The two brothers, who remain as close as ever, as partners and friends, after all these years, aren’t all that big on looking back, however, although they could with justifiable pride. “What we’re proudest of right now,” says Steve, “is how the next chapter of Darvin has begun to unfold, with us transitioning the company to employee ownership [via an ESOP] and the arrival of Will Harris, our first outside President, taking us beyond where we’ve gone before.”

One of the reasons Harris is simpatico with the Darvin brothers is that he himself comes from a fourth-generation family furniture business in his native New Hampshire, from which he relocated to join the Darvin operation. “Will has that background, and knows the importance of a family culture. So there’s almost a shorthand we share, you could say, a deep, deep mutual understanding. We’re excited at Will’s new initiatives and the prodding he does to get us going places we haven’t before.”

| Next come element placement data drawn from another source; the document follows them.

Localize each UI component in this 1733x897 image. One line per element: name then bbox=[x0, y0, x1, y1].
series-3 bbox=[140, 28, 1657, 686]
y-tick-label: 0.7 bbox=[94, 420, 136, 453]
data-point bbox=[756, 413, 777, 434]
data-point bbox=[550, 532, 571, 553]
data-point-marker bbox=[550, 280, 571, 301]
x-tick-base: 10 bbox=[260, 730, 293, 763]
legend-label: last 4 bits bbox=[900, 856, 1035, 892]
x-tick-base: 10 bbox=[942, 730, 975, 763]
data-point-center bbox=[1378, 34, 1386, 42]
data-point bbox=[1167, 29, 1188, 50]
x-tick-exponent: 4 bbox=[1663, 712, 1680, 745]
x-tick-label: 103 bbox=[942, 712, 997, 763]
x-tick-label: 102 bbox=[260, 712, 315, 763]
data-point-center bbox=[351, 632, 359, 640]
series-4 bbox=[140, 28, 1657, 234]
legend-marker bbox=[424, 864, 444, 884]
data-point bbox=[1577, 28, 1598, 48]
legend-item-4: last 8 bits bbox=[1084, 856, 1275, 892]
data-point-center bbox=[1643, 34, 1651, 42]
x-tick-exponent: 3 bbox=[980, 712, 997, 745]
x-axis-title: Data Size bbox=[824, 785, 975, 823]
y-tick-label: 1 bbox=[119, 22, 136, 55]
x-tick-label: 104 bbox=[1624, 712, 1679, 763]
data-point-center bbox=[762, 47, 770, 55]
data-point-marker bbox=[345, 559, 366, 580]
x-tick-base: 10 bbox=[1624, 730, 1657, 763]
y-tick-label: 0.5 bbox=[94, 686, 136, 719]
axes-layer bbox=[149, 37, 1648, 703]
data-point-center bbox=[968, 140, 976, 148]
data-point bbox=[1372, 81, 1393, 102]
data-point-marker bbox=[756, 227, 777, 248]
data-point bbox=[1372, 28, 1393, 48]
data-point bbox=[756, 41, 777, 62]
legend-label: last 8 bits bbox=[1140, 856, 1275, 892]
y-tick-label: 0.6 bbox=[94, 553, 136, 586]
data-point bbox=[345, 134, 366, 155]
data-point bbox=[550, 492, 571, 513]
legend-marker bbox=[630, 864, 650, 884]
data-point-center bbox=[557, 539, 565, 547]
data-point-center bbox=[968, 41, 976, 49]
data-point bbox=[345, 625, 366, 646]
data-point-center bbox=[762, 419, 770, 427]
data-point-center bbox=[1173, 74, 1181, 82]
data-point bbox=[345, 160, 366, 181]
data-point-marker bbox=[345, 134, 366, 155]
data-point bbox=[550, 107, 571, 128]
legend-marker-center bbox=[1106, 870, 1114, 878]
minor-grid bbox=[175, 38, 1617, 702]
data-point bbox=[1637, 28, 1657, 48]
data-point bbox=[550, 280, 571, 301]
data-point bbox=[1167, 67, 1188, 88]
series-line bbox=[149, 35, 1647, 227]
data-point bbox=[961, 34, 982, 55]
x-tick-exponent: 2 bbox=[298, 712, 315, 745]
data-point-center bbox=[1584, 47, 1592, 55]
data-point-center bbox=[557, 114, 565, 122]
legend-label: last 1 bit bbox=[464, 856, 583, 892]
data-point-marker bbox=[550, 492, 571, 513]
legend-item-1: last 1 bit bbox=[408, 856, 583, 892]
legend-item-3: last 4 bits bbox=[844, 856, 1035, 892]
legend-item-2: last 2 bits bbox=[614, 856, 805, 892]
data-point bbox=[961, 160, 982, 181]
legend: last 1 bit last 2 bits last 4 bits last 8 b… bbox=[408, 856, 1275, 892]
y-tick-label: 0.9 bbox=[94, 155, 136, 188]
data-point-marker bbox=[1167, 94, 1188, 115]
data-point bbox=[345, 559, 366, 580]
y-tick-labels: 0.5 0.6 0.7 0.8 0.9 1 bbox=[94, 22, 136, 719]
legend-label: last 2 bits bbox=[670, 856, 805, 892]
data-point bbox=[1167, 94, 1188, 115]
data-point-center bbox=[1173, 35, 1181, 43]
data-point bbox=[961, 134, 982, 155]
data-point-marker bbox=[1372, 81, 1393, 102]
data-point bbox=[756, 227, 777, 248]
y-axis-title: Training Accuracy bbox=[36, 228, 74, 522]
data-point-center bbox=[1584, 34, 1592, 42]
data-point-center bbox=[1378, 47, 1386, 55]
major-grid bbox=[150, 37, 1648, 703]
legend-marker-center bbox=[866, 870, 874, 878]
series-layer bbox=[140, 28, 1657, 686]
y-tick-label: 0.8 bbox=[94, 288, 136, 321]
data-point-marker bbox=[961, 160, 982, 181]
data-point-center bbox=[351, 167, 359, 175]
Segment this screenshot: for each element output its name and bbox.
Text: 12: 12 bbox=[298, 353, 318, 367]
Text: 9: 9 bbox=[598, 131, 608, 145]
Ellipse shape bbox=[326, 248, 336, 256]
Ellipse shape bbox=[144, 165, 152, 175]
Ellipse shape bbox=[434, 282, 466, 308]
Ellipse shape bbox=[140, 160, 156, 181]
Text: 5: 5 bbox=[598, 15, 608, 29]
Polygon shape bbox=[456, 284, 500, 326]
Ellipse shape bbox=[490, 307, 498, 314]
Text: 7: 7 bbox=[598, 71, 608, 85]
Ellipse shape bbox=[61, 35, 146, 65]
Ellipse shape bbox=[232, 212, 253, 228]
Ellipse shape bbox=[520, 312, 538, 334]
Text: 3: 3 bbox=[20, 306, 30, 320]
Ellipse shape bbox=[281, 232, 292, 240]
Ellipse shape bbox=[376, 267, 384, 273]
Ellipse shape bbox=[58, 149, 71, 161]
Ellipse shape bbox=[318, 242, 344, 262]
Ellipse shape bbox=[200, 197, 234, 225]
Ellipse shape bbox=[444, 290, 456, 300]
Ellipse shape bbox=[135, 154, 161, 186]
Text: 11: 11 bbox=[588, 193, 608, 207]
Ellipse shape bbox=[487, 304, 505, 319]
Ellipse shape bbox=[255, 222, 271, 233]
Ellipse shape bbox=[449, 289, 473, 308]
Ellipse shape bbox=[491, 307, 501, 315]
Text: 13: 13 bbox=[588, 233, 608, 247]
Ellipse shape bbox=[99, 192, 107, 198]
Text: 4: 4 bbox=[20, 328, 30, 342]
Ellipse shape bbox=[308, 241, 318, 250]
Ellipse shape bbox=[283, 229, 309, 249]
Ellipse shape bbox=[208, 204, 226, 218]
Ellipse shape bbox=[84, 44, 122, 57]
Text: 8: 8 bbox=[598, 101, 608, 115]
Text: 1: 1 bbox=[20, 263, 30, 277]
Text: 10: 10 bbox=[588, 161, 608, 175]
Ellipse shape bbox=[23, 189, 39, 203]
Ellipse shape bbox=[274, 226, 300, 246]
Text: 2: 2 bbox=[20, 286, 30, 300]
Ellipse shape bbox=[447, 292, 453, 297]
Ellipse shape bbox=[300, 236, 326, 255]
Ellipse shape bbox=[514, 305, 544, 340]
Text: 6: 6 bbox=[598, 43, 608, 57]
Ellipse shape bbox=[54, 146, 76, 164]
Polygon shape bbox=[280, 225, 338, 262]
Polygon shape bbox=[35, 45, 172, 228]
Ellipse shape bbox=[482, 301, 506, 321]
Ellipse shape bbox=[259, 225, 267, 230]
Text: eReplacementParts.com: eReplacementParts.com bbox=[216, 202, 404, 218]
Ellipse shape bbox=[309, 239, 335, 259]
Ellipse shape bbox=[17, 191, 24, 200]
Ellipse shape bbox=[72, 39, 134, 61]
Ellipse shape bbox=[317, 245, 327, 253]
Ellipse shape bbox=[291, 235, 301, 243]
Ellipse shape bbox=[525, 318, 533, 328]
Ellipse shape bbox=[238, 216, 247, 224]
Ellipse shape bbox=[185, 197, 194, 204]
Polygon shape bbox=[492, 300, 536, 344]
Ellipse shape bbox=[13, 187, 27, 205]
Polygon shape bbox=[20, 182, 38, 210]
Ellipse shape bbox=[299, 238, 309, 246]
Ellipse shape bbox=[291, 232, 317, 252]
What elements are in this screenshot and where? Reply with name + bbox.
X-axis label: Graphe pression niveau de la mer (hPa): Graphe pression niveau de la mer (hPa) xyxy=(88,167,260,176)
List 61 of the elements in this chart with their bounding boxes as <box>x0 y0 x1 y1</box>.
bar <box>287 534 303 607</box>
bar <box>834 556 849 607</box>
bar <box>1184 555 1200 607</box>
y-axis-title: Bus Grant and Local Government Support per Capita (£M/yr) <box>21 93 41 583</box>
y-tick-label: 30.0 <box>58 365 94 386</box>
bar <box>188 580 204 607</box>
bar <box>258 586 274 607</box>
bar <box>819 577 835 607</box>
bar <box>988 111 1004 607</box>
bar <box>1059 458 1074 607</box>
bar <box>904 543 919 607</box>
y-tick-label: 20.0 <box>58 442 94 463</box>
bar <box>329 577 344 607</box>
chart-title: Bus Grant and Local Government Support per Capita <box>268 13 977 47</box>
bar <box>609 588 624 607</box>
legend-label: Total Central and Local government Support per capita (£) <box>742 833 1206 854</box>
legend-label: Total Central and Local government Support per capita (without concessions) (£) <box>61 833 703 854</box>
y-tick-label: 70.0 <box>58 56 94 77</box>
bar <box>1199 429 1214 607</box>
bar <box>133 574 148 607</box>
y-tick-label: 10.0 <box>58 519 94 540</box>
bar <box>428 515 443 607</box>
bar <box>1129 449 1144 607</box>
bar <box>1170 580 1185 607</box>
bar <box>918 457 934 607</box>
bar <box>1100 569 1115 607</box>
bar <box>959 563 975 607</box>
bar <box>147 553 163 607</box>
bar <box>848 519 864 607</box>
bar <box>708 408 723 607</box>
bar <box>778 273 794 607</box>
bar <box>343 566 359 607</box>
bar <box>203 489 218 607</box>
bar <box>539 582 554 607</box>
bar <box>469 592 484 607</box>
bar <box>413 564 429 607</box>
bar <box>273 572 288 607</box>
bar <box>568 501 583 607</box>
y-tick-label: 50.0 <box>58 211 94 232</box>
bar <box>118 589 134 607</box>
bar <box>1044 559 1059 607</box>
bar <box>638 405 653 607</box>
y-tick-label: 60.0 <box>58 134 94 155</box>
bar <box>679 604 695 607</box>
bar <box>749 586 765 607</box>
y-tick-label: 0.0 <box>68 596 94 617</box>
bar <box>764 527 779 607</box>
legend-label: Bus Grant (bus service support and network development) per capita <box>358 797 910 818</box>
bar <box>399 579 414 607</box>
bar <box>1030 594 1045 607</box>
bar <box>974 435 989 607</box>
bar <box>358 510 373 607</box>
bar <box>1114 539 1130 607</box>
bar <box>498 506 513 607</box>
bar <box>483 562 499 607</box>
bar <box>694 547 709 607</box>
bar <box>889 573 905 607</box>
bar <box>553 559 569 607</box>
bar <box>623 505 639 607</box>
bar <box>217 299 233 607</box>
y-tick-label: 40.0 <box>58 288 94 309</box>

As far as the ESOP, “with neither of us having children going into the business, our employees were starting to worry about the future,” says Marty. “And we didn’t want to sell out to some conglomerate that might change the culture that is so precious to us and precious to our employees as well. So making the employees into owners was the solution to that. And having Will at the helm reinforces that because of his core philosophy.” (Author’s disclosure: I have provided customer experience assistance to Darvin.)

What is that core Will Harris philosophy? First and foremost, it’s a devotion to behavioral development and training. “My goal, always, is to have each individual at Darvin be able to perform at a higher level, to be able to offer an ever-increasing amount of their own special talents.” For example, with the new darvin.com eCommerce initiative, while the expected approach might be to recruit from outside the company, “we found a person internally who demonstrated the aptitude for this kind of initiative who has now taken the reins and run with it.”

Harris is also a proponent of making the most of Darvin’s unusual single-location approach. “Truth be told, there’s enough volume here to split into maybe a dozen smaller stores, but you’d lose so much with that approach,” he explains. “Having the one location means more control, more communication directly with our warehouse, with our marketing team, our buyers, our administrators, fewer layers of management…” It also fits well with one thing that makes Darvin unique: Their inspection of every piece of furniture before it goes on a truck to the final customer. “We don’t deliver in the original bag or box like our competitors generally do. We have a very integrated inspection system, currently utilizing three inspectors and five to six touches. It’s really a different experience when a customer gets furniture from us that has been opened, inspected, and blanket-wrapped before it gets on that truck heading out to their neighborhood.”

In the spirit, you could say, of door-to-door grandpa Louis Darvin, still covering the neighborhood house by house, and still watching out for his customers.